How to make a button that plays a media file which behaves identically to playing a media file via media player in Home Assistant?

I am using the Muse Luxe YAML (which is conceptually very similar to Voice Assistant PE yaml):

Playing an audio file just via the Media Player from Home Assistant seems to work fairly stable and well.

However, I have some small sounds & chimes which I want to integrate directly into ESPhome and play with a button.

Hence I added “beep”, “SimpliChime” and “BurglarAlarm” under “files” under “media_player”; along with buttons.

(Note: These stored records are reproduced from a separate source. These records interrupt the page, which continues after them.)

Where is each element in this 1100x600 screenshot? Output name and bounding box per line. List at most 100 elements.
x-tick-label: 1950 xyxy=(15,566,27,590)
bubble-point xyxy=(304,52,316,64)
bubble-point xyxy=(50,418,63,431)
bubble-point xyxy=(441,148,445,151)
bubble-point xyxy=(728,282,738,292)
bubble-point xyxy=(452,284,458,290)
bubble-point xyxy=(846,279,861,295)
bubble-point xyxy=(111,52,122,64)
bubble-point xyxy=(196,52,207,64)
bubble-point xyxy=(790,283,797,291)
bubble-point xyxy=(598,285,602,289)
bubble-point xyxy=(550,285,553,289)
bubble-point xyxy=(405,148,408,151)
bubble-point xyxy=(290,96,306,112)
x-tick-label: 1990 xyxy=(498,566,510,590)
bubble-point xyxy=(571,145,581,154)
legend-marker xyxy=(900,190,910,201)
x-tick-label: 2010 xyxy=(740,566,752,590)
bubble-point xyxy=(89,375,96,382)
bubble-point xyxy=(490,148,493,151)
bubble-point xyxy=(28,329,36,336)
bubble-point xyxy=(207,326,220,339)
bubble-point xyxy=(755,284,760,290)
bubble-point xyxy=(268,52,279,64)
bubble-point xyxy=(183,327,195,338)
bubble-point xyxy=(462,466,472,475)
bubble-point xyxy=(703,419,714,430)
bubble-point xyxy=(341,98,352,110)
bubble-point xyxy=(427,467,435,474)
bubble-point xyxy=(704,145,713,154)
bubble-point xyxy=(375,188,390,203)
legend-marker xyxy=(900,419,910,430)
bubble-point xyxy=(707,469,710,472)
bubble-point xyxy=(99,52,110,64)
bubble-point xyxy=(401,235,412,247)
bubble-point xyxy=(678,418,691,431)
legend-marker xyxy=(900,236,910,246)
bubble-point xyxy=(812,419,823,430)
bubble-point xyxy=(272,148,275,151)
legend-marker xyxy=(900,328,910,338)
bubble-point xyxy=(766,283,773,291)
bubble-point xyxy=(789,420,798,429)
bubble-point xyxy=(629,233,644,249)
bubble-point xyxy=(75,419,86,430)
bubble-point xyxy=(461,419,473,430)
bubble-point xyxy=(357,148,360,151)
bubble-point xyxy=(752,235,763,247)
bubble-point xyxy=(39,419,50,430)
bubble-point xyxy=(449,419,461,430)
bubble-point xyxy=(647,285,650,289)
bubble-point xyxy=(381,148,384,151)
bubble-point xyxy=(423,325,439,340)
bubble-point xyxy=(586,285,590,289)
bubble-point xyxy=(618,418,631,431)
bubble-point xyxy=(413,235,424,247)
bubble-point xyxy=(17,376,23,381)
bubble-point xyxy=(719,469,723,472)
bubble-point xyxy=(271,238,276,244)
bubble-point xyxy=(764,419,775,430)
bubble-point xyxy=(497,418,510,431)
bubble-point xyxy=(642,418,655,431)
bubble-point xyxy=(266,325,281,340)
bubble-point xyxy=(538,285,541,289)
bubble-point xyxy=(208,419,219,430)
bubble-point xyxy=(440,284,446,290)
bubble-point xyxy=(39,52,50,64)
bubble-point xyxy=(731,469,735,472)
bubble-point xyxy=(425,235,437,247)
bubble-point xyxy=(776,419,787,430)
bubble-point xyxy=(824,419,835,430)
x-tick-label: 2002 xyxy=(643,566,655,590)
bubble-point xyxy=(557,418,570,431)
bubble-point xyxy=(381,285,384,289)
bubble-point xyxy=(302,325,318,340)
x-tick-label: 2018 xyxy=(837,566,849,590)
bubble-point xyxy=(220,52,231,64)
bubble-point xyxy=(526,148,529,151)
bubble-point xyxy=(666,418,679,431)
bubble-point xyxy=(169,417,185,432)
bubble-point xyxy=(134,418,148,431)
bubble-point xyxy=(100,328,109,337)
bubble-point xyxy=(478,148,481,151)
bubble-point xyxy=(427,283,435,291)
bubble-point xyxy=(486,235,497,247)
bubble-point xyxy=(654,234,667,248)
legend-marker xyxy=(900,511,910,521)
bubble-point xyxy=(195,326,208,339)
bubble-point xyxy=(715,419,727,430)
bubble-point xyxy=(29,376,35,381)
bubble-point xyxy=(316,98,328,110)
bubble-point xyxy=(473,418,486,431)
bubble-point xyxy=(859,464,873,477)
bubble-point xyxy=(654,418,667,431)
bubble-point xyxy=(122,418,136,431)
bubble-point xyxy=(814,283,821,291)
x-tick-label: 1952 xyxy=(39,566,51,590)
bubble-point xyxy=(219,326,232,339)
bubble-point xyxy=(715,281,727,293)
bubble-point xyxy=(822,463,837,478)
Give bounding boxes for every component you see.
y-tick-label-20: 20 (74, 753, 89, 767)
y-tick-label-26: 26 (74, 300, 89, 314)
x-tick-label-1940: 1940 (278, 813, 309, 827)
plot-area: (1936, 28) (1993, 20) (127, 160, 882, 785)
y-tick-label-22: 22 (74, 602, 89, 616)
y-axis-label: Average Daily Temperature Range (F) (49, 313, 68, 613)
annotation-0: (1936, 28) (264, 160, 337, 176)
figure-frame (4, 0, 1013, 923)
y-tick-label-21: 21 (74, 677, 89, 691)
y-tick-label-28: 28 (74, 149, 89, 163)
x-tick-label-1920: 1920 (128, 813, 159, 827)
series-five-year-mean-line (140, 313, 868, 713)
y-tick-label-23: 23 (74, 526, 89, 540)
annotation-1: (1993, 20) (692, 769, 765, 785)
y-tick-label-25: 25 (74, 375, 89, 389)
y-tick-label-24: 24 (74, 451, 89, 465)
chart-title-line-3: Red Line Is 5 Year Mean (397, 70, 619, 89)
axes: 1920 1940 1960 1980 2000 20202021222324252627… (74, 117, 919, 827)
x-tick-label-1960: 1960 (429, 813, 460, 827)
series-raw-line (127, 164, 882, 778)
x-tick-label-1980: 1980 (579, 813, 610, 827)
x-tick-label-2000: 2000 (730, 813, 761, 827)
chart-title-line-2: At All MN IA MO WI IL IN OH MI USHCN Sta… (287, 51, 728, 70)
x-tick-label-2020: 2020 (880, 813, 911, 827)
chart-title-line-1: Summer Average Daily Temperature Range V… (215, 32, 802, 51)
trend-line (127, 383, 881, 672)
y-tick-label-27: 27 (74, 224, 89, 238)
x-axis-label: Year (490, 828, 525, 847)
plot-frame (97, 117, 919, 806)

The relevant section:

media_player:
  - platform: speaker
    name: None
    id: luxe_media_player
    internal: false   
#    task_stack_in_psram: true
#    volume_min: 0.5
#    volume_max: 0.8
    announcement_pipeline:
      speaker: luxe_speaker
      format: WAV
      sample_rate: 48000
      num_channels: 1       
    files:
      - id: little_sound
        file: https://github.com/RASPIAUDIO/esphomeLuxe/raw/refs/heads/main/wav/sounds_timer_finished.wav
      - id: beep
        file: http://10.227.4.10:8123/local/beep.wav
      - id: SimpliChime
        file: http://10.227.4.10:8123/local/SimpliChime.wav
      - id: BurglarAlarm
        file: http://10.227.4.10:8123/local/Burglar-alarm-sound.mp3
    on_announcement: 
      - micro_wake_word.stop:
      - wait_until:
          not:
            micro_wake_word.is_running:
      - microphone.mute: luxe_mic
      - lambda: |-
          id(audio_active) = true;
          id(audio_started) = false;
      - if:
           condition:
                lambda: 'return(id(phase) != 2);'
           then:           
              - lambda: |-
                   if(id(phase) == 1)  id(phase) = 2;    
              - script.execute: mute_off         
              - script.execute: update_led    
                     
    on_idle:
      - if:
          condition:
            lambda: 'return id(audio_active) && id(audio_started);'
          then:
            - wait_until:
               and:
                - not:
                    media_player.is_announcing:
                - not:
                    voice_assistant.is_running:    
            - if:
                condition:              
                    lambda: 'return((id(phase) == 4) || (id(phase) == 2));'
                then:
                  - lambda: |-
                       id(phase) = 1; 
            - microphone.unmute: luxe_mic
            - micro_wake_word.start:                                              
            - script.execute: update_led
            - lambda: |-
                id(audio_active) = false;
                id(audio_started) = false;
    on_play:
      - if:
          condition:
            lambda: 'return !id(mute);'
          then:
            - output.turn_off: dac_mute
            - lambda: id(muteH) = false;



button:
  - platform: template
    name: "Beep"
    on_press:
      - media_player.speaker.play_on_device_media_file:
          media_file: beep
          announcement: true
      # Wait until the alarm sound starts playing
      - wait_until:
          media_player.is_announcing:
      # Wait until the alarm sound stops playing
      - wait_until:
          not:
            media_player.is_announcing:
  - platform: template
    name: "SimpliChime"
    on_press:
      - media_player.speaker.play_on_device_media_file:
          media_file: SimpliChime
          announcement: true
      # Wait until the alarm sound starts playing
      - wait_until:
          media_player.is_announcing:
      # Wait until the alarm sound stops playing
      - wait_until:
          not:
            media_player.is_announcing:
  - platform: template
    name: "Burglar Alarm"
    on_press:
      - media_player.speaker.play_on_device_media_file:
          media_file: BurglarAlarm
          announcement: true
      # Wait until the alarm sound starts playing
      - wait_until:
          media_player.is_announcing:
      # Wait until the alarm sound stops playing
      - wait_until:
          not:
            media_player.is_announcing:

This generally works but when I click fast the buttons it crashes. This does NOT happen when I just use the media_player from HA. So it seems media_player.speaker.play_on_device_media_file behaves differently than sending an audio file via the media player.

How can I make the behavior exactly identical but instead of streaming the audio, just taking a file integrated into the ESPhome project?